Radio Derb Transcript Up: A Disordered World, Etc.
06/22/2016
A+
|
a-
Print Friendly and PDF

The Radio Derb transcript is up here—sample quote:

A disordered world. To round out this week of horrors, here are a couple more, one new and one old.

The new horror was the toddler killed by an alligator at Disney World in Florida on Tuesday. Two-year-old Lane Graves from Nebraska was paddling in shallow water in a lake by one of the Disney vacation hotels when a 7-foot alligator appeared and dragged him away. Lane’s body was found the next day.

There is no political angle here that I can think of. Indeed, it seems impertinent even to think of thinking of one. I hope you’ll allow me, though, to say that there is something metaphysical, something cosmic, about this particular horror. At Disney World! While the family was on vacation!

The phrase that came into my mind, and no doubt many others, was the old Latin tag et in Arcadia ego. The tag is spoken by Death, and he’s saying: “I’m here too, even in Arcadia — the loveliest, happiest place. I’m here too.”

British commentator Katie Hopkins, who worked in a Disney park one college vacation, got closest to my own mood here. Quotes from her:

The real horror of the thing is that it happened at Disney — where dreams come true … It seems death is laughing at us from backstage. You fools, you believe in dreams? You know, here at Disney, nightmares happen too …

Everything [at Disney] is perky and upbeat — from Hakuna Matata piped at the line for the bathroom to Elsa the Ice-Queen’s boobs.

Which makes the tragedy of the toddler on the beach so stark.

Even if you exhaust your duties as a mother, it is still possible a monster from the deep might come and eat your child.

In a world of terror threats and gun-toting nutters, just where does The Fear end? What can you put your trust in?

When dreams fail and nightmares happen, all you have left is chance. Roll the dice, hope your baby is the lucky one to make it through.

End quote.

I keep thinking also of the classic Chinese tales, where the fall of a dynasty is prefigured by disorders in the natural world: earthquakes, strange vapors in the palace halls, two-headed cattle being born, and, in one of them, hens turning into roosters.

And then an older horror was brought back to us this week. This was the 2007 murder in New Haven, Connecticut of Jennifer Hawke-Petit and her two young daughters, ages 11 and 17, during a grisly home invasion. The man of the house, Dr. William Hawke-Petit, was beaten, tied up, and forced to listen to his wife being raped by the two intruders. He managed to crawl away unseen; but the intruders then killed his wife and raped and murdered his daughters.
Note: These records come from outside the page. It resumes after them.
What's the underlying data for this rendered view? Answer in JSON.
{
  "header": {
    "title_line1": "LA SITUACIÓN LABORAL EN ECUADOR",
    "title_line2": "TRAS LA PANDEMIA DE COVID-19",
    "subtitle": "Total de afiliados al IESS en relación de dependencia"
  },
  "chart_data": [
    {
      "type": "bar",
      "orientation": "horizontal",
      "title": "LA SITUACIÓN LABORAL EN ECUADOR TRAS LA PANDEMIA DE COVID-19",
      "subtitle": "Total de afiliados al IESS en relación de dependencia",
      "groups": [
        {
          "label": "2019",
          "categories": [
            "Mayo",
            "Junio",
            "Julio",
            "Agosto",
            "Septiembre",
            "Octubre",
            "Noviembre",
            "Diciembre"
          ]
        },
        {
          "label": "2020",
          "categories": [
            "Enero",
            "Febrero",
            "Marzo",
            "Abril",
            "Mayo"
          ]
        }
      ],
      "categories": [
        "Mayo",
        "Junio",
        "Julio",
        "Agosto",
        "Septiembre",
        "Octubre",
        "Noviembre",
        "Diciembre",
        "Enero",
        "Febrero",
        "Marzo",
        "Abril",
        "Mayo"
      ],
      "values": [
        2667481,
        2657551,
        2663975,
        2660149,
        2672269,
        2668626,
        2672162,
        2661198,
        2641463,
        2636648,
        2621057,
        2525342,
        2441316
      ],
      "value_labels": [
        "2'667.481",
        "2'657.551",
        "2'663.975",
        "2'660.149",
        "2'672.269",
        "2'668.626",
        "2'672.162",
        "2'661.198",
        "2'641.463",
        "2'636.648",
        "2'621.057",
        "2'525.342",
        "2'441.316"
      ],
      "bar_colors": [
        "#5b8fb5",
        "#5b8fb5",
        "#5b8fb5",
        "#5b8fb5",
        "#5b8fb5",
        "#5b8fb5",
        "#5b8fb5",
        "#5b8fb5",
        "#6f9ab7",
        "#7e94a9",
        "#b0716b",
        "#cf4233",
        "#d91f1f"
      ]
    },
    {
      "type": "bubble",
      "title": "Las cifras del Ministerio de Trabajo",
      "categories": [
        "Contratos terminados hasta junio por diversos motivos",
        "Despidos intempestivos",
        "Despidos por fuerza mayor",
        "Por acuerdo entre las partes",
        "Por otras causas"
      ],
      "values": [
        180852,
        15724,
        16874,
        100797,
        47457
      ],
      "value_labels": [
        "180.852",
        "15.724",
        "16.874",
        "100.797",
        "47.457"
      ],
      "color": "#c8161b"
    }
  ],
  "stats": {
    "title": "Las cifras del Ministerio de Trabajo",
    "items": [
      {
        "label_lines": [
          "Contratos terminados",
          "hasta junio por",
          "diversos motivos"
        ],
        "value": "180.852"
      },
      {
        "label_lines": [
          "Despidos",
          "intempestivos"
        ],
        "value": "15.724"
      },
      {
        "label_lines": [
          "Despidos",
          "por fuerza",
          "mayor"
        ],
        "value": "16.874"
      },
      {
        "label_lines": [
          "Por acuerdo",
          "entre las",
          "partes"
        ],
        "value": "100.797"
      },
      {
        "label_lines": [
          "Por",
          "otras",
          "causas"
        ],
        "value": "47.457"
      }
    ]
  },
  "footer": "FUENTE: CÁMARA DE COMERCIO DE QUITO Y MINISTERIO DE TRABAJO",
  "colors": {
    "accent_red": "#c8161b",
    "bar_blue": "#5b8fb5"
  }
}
I have no stomach to give any details; read them for yourself if you can bear to.

The two beasts who did this, names Hayes and Komisarjevsky, were found, tried, convicted, and sentenced to death in 2010 and 2011 separately. Then in 2012 the state legislature voted to repeal capital punishment for future cases; and last year all 11 criminals on death row had their sentences commuted.

This week Hayes, one of the New Haven killers, learned what his death sentence has been commuted to: six terms of life imprisonment without parole, to be served consecutively. Komisarjevsky’s case is still being adjudicated.

Hearing this weeks’ result, Dr. Petit tweeted that, quote: “It is a very sad day when a prolonged trial and decision and sentencing by a jury that took 4½ months to seat is overturned by a legislature that ignores the wishes of the people of CT,” end quote.

I second that sentiment, but would add the following.

Shame on the people of Connecticut for allowing some fools in robes to deny them a just sentence fairly pronounced and richly deserved.